Rabbits ‑ The 'Grey Plague'

Myxoma virus trials on Wardang Island off South Australia in 1938. Photo: CSIRO Archives

Introduced from Europe in the 1850s, rabbits had reached plague‑levels of 10 billion in Australia by 1920 and threatened to bring Australia’s wool industry to its knees.

Known as the “grey plague”, hunters couldn’t keep up with the extraordinary rate at which rabbits multiplied and soon millions of them were competing with our 100 million‑strong sheep flock for feed.

The grave nature of the situation was summed up by the land editor of the Sunday Herald on January 23, 1949:

“If there is a drought, the rabbits will get most of what feed there is, and we could lose millions of sheep in six months. In one year of such a drought, half our Merino flocks could disappear. This would be a national disaster”.

Thankfully, some of Australia’s biological minds answered the call and soon after, the Myxomatosis virus was introduced to Australia in 1950 to eradicate the plague, initially with great effectiveness (99 per cent eradication in some areas).

Within two years of the introduction of the disease, Australia’s wool and meat production had recovered from the rabbit onslaught to the tune of $68 million.
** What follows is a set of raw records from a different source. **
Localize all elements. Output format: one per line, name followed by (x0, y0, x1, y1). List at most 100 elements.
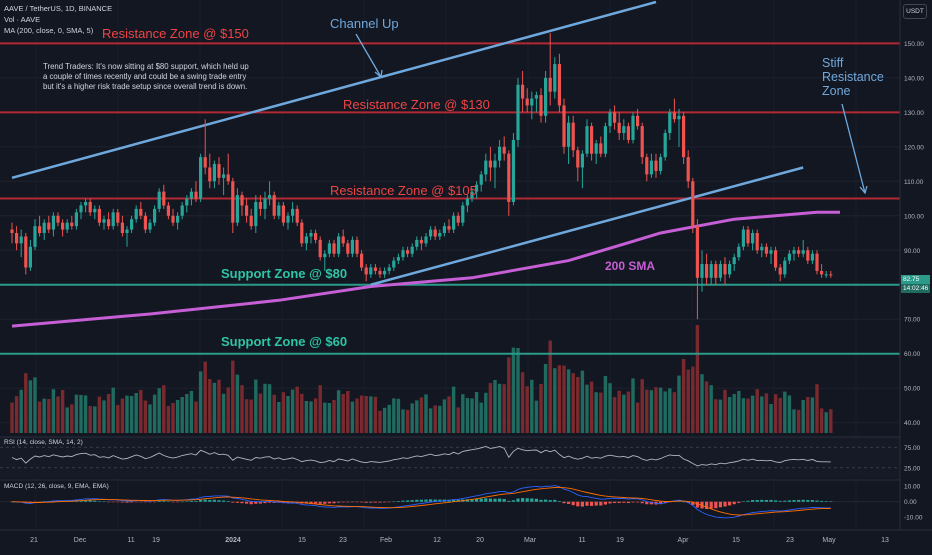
candle-body (622, 126, 626, 134)
time-tick-label: 2024 (225, 537, 241, 544)
macd-histogram-bar (530, 498, 534, 502)
candle-body (341, 236, 345, 244)
volume-bar (148, 404, 152, 433)
candle-body (617, 122, 621, 134)
volume-bar (534, 400, 539, 433)
candle-body (530, 98, 534, 106)
volume-bar (24, 373, 28, 433)
macd-histogram-bar (180, 501, 184, 503)
macd-histogram-bar (235, 501, 239, 503)
volume-bar (139, 390, 143, 433)
macd-tick-label: 10.00 (904, 484, 921, 491)
candle-body (323, 253, 327, 258)
macd-histogram-bar (162, 501, 166, 502)
macd-histogram-bar (38, 501, 42, 503)
volume-bar (272, 394, 276, 433)
macd-histogram-bar (488, 498, 492, 502)
volume-bar (764, 393, 769, 433)
volume-bar (185, 394, 189, 433)
volume-bar (801, 400, 805, 433)
macd-histogram-bar (396, 501, 400, 502)
label-support-80: Support Zone @ $80 (221, 266, 347, 281)
macd-histogram-bar (718, 501, 722, 508)
candle-body (93, 208, 97, 213)
macd-histogram-bar (392, 501, 396, 503)
candle-body (663, 133, 667, 158)
macd-histogram-bar (580, 501, 584, 507)
volume-bar (654, 387, 658, 433)
label-stiff-1: Stiff (822, 56, 844, 70)
label-sma-200: 200 SMA (605, 259, 655, 273)
volume-bar (649, 390, 654, 433)
volume-bar (235, 374, 240, 433)
volume-bar (663, 391, 667, 433)
price-tick-label: 40.00 (904, 420, 921, 427)
volume-bar (152, 394, 157, 433)
candle-body (189, 191, 193, 199)
volume-bar (341, 394, 345, 433)
macd-histogram-bar (521, 498, 525, 502)
macd-histogram-bar (134, 501, 138, 503)
macd-histogram-bar (741, 501, 745, 502)
volume-bar (718, 399, 723, 433)
volume-bar (829, 409, 833, 433)
volume-bar (396, 398, 401, 433)
macd-histogram-bar (433, 499, 437, 502)
volume-bar (548, 340, 552, 433)
volume-bar (175, 400, 180, 433)
candle-body (801, 250, 805, 254)
candle-body (309, 233, 313, 237)
sma-200-line (11, 210, 840, 328)
candle-body (603, 126, 607, 154)
candle-body (42, 222, 46, 234)
macd-histogram-bar (626, 501, 630, 504)
macd-histogram-bar (557, 501, 561, 502)
price-tick-label: 130.00 (904, 110, 924, 117)
candle-body (130, 219, 134, 230)
volume-bar (419, 397, 424, 433)
volume-bar (19, 389, 23, 433)
macd-histogram-bar (590, 501, 594, 506)
price-tick-label: 70.00 (904, 317, 921, 324)
volume-bar (295, 386, 299, 433)
volume-bar (378, 410, 382, 433)
macd-histogram-bar (599, 501, 603, 506)
volume-bar (382, 407, 387, 433)
candle-body (318, 239, 322, 258)
macd-histogram-bar (212, 499, 216, 502)
time-tick-label: Mar (524, 537, 537, 544)
candle-body (691, 181, 695, 227)
volume-bar (562, 365, 566, 433)
note-line-3: but it's a higher risk trade setup since… (43, 82, 247, 91)
volume-bar (704, 381, 709, 433)
macd-histogram-bar (406, 500, 410, 502)
volume-bar (42, 398, 46, 433)
volume-bar (359, 395, 364, 433)
candle-body (410, 246, 414, 254)
candle-body (38, 226, 42, 234)
macd-histogram-bar (373, 501, 377, 503)
label-resistance-130: Resistance Zone @ $130 (343, 97, 490, 112)
candle-body (493, 160, 497, 168)
volume-bar (760, 396, 764, 433)
volume-bar (714, 399, 718, 433)
volume-bar (208, 379, 212, 433)
macd-histogram-bar (705, 501, 709, 510)
macd-histogram-bar (166, 501, 170, 502)
macd-histogram-bar (355, 501, 359, 503)
currency-button[interactable]: USDT (903, 4, 927, 19)
volume-bar (212, 382, 217, 433)
macd-histogram-bar (695, 501, 699, 508)
candle-body (516, 84, 520, 140)
macd-histogram-bar (502, 498, 506, 502)
candle-body (732, 257, 736, 265)
candle-body (613, 112, 617, 123)
macd-histogram-bar (691, 501, 695, 506)
candle-body (360, 253, 364, 268)
candle-body (378, 270, 382, 275)
candle-body (401, 250, 405, 258)
volume-bar (502, 384, 506, 433)
candle-body (222, 174, 226, 178)
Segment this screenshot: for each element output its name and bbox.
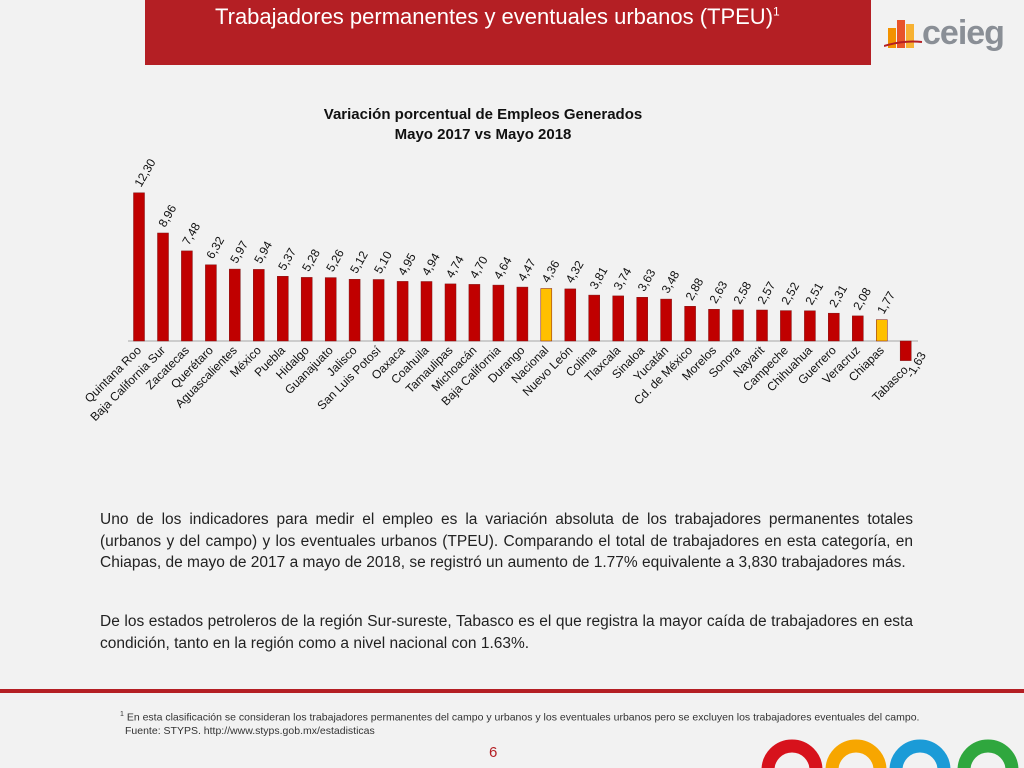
bar-16	[516, 286, 529, 342]
page-number: 6	[489, 744, 498, 761]
value-label-8: 5,26	[323, 247, 347, 275]
value-label-20: 3,74	[611, 265, 635, 293]
chart-subtitle: Mayo 2017 vs Mayo 2018	[395, 126, 572, 143]
bar-15	[492, 284, 505, 342]
value-label-29: 2,31	[826, 282, 850, 310]
decorative-rings	[761, 739, 1019, 768]
paragraph-2: De los estados petroleros de la región S…	[100, 613, 913, 652]
value-label-6: 5,37	[275, 245, 299, 273]
bar-5	[253, 269, 265, 342]
ring-red	[761, 739, 823, 768]
bar-18	[564, 288, 577, 342]
bar-8	[324, 277, 337, 342]
value-label-15: 4,64	[491, 254, 515, 282]
bar-7	[300, 277, 313, 342]
ring-blue	[889, 739, 951, 768]
bar-32	[899, 340, 912, 361]
value-label-12: 4,94	[419, 250, 443, 278]
page-title-text: Trabajadores permanentes y eventuales ur…	[215, 4, 774, 29]
bar-1	[157, 232, 169, 342]
bar-11	[396, 281, 409, 342]
value-label-24: 2,63	[706, 278, 730, 306]
bar-28	[804, 310, 816, 342]
value-label-16: 4,47	[515, 256, 539, 284]
bar-3	[205, 264, 217, 342]
logo-icon	[884, 20, 923, 48]
footer-divider	[0, 689, 1024, 693]
chart-title: Variación porcentual de Empleos Generado…	[324, 106, 642, 123]
value-label-2: 7,48	[179, 220, 203, 248]
bar-30	[852, 315, 864, 342]
bar-26	[756, 309, 768, 342]
value-label-27: 2,52	[778, 280, 802, 308]
value-label-31: 1,77	[874, 289, 898, 317]
bar-chart: Variación porcentual de Empleos Generado…	[82, 106, 929, 424]
ceieg-logo: ceieg	[884, 14, 1014, 54]
ring-orange	[825, 739, 887, 768]
value-label-28: 2,51	[802, 280, 826, 308]
bar-19	[588, 294, 600, 342]
bar-14	[468, 284, 481, 342]
value-label-13: 4,74	[443, 253, 467, 281]
value-label-25: 2,58	[730, 279, 754, 307]
footnote-text: En esta clasificación se consideran los …	[126, 711, 920, 724]
value-label-5: 5,94	[251, 238, 275, 266]
value-label-14: 4,70	[467, 253, 491, 281]
bar-6	[277, 276, 289, 342]
value-label-4: 5,97	[227, 238, 251, 266]
category-label-32: Tabasco	[869, 363, 911, 405]
bar-29	[828, 312, 840, 342]
value-label-11: 4,95	[395, 250, 419, 278]
bar-21	[636, 297, 648, 342]
value-label-17: 4,36	[539, 257, 563, 285]
bar-31	[876, 319, 888, 342]
bar-25	[732, 309, 744, 342]
bar-20	[612, 295, 624, 342]
paragraph-1: Uno de los indicadores para medir el emp…	[100, 511, 913, 571]
value-label-1: 8,96	[155, 202, 179, 230]
footnote-source: Fuente: STYPS. http://www.styps.gob.mx/e…	[125, 724, 375, 737]
value-label-18: 4,32	[563, 258, 587, 286]
value-label-23: 2,88	[683, 275, 707, 303]
value-label-30: 2,08	[850, 285, 874, 313]
value-label-9: 5,12	[347, 248, 371, 276]
bar-17	[540, 288, 553, 342]
value-label-19: 3,81	[587, 264, 611, 292]
value-label-0: 12,30	[131, 156, 158, 189]
footnote: 1 En esta clasificación se consideran lo…	[120, 708, 919, 738]
page-title: Trabajadores permanentes y eventuales ur…	[215, 4, 780, 30]
bar-0	[133, 192, 145, 342]
value-label-21: 3,63	[635, 266, 659, 294]
bar-2	[181, 250, 193, 342]
header-bar	[145, 0, 871, 65]
bar-9	[348, 279, 361, 342]
bar-27	[780, 310, 792, 342]
value-label-22: 3,48	[659, 268, 683, 296]
bar-23	[684, 306, 696, 342]
footnote-mark: 1	[120, 711, 124, 718]
value-label-3: 6,32	[203, 234, 227, 262]
value-label-26: 2,57	[754, 279, 778, 307]
ring-green	[957, 739, 1019, 768]
value-label-7: 5,28	[299, 246, 323, 274]
bar-24	[708, 309, 720, 342]
bar-4	[229, 268, 241, 342]
title-footnote-mark: 1	[773, 4, 780, 19]
bar-22	[660, 298, 672, 342]
logo-text: ceieg	[922, 14, 1005, 52]
bar-10	[372, 279, 385, 342]
bar-12	[420, 281, 433, 342]
bar-13	[444, 283, 457, 342]
value-label-10: 5,10	[371, 248, 395, 276]
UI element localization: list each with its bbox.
While the virus has lost some of its effectiveness over time and rabbits remain a persistent pest that costs the wool industry millions each year, intervention in the mid‑20thcentury was crucial to keep the threat at bay.

The Polio Epidemic

Elizabeth Kenny lecturing a group of physicians on polio treatment in a corridor of the Minneapolis General Hospital in 1942. Photo: Minnesota Historical Society

In the 1940s and 1950s, polio was one of the most widespread and dreaded childhood diseases in the world.

While the epidemic didn't threaten the wool industry as such, it did inadvertently play a crucial role in easing the suffering and assisting the rehabilitation of those with the disease.
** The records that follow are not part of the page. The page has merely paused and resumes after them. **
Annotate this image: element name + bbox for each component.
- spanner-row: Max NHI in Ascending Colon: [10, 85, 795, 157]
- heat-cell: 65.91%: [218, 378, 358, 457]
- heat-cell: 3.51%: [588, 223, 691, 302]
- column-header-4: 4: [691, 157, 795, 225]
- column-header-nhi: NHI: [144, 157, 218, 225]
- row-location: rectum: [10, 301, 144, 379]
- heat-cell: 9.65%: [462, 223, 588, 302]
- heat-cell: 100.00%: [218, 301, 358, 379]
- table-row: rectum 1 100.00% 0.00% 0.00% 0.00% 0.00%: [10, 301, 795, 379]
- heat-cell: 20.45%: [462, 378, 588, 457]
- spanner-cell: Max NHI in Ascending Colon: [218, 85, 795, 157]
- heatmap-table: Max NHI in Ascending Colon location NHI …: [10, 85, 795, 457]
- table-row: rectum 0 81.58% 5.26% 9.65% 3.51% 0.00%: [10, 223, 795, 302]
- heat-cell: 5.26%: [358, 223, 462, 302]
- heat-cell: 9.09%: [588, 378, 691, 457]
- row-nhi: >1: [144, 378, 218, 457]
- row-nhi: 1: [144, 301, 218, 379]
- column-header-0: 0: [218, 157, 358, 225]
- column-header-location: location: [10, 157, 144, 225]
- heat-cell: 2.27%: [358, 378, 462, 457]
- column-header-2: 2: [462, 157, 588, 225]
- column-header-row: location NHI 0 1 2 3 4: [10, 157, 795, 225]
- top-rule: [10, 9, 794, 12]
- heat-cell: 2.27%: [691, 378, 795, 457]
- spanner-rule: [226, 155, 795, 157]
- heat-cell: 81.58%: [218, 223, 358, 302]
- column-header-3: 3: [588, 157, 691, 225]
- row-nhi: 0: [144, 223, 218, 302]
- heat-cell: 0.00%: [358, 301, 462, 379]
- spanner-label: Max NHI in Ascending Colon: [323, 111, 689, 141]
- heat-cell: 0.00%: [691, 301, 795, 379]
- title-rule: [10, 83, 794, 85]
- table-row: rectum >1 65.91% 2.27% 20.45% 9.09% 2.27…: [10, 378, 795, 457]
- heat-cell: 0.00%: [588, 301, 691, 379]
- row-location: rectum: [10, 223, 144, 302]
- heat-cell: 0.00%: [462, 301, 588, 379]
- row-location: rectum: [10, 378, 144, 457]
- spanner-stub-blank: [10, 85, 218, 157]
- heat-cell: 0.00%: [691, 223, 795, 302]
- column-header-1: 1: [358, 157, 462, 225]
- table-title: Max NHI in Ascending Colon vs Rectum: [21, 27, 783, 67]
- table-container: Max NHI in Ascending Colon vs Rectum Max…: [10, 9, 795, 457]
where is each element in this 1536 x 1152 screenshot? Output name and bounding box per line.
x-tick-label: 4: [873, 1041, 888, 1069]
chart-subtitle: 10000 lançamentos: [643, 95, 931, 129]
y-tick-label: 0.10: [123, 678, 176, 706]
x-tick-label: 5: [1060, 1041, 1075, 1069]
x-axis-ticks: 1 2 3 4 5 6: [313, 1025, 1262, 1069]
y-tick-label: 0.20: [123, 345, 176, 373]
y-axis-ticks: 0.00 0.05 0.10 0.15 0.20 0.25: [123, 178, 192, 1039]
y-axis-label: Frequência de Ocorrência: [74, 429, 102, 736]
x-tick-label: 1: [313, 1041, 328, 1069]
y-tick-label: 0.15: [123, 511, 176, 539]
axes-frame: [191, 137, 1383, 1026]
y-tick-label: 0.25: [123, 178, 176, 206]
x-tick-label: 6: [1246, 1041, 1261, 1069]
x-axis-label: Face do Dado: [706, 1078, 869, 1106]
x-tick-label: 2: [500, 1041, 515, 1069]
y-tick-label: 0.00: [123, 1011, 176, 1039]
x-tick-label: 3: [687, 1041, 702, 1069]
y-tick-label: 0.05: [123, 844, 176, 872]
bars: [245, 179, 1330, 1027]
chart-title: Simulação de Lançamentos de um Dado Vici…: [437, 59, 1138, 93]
Australian "bush nurse" Elizabeth Kenny, who had no formal medical training, revolutionised the treatment of polio when she discovered that wrapping strips of wool soaked in hot water around paralysed limbs relieved the muscle pain (and combined with muscle exercises, helped to restore function).

This contravened popular medical opinion at the time which called for placing affected limbs in plaster casts.
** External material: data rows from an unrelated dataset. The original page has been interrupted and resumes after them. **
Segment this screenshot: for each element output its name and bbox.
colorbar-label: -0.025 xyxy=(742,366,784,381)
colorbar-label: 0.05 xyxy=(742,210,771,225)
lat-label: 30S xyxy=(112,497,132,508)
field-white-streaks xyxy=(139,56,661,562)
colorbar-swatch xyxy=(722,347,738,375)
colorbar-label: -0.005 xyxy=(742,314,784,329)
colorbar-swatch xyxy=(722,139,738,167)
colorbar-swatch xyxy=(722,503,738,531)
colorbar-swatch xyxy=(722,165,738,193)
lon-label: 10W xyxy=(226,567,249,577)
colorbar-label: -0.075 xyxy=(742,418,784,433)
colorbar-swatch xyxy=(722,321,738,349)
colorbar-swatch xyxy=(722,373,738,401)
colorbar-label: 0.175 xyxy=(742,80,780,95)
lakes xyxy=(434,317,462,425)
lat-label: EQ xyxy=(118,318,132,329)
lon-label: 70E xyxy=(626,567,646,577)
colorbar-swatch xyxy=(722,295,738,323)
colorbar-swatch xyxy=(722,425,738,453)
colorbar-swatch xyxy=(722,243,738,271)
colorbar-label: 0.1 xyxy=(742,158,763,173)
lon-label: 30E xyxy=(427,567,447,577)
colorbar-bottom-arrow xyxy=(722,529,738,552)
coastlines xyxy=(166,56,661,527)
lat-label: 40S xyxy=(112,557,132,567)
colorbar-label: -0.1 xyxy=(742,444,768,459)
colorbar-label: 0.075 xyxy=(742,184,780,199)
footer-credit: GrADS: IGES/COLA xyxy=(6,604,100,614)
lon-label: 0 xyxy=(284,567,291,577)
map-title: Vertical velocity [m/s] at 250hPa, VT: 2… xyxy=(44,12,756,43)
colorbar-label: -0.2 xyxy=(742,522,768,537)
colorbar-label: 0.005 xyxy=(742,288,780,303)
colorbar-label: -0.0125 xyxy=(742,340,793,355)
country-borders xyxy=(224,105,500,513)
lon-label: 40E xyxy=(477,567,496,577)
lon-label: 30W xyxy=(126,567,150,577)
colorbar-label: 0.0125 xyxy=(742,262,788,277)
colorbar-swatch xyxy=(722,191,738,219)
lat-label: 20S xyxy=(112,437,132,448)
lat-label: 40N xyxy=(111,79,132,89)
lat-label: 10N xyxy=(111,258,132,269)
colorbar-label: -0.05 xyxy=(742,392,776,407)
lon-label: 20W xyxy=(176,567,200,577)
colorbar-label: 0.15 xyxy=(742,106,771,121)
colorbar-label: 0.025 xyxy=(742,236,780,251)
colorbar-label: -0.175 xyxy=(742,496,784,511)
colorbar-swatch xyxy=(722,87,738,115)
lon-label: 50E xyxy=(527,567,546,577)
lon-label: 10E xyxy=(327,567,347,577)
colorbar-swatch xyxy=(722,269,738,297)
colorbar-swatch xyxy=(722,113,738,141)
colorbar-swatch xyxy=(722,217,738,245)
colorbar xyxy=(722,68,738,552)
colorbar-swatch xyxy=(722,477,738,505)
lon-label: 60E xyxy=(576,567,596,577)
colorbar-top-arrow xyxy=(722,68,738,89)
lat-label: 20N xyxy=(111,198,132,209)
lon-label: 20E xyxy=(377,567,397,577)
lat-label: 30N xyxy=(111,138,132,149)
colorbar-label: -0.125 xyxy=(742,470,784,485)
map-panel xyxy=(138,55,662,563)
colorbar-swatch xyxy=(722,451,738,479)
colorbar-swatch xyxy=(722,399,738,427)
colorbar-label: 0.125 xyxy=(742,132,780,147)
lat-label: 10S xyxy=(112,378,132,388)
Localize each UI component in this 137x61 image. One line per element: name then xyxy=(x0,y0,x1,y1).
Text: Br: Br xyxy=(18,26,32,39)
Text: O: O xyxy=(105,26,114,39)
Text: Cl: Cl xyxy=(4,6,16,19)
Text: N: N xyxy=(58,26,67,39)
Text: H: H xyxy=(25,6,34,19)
Kenny's principles of muscle rehabilitation became the foundation of what would later become known as physical therapy (or physiotherapy), and she travelled the world demonstrating her techniques before a polio vaccine was discovered in 1956.

As an aside, while patients who received Kenny’s treatment were extremely grateful, they were also said to rue the smell of wet wool for a long time afterwards!

Modern Times ‑ The SARS Outbreak

The SARS outbreak of 2002-04 had a significant impact on the Australian wool industry. Photo: Farm Weekly.

The closest thing to what we’re experiencing now was the outbreak of the SARS (Severe Acute Respiratory Syndrome) virus, declared an epidemic, between 2002‑04.

Wool industry insiders with reasonably long memories will remember the impact SARS had on the trade at its height in 2003.

With the Chinese government placing restrictions on imports of raw animal products and the movement of people, Australian wool exports fell by 20% in 2002 and by 32% in 2003.

Not surprisingly, our wool exports bounced back to the tune of a 64% spike in 2004 once those restrictions were lifted.

While we’re clouded in uncertainty right now, there are some interesting comparisons to be made between the current situation and the events of 2003.

In the first week of May 2003 when the severity SARS and its impact had on the Chinese economy was hitting home, the Eastern Indicator (EMI) plummeted by 119c to 980c/kg.

This is compared to a 28c/kg drop in the EMI in the final week of January this year (Week 31) as the seriousness of the COVID‑19 outbreak was beginning to be recognised.

Also, Australian shorn wool production was around 500 million kgs in 2003, in contrast to the forecast for 2019/20 which is far lower at 272m kg for 2019‑20.

So will the impact on wool prices be less?

We have our fingers and toes crossed.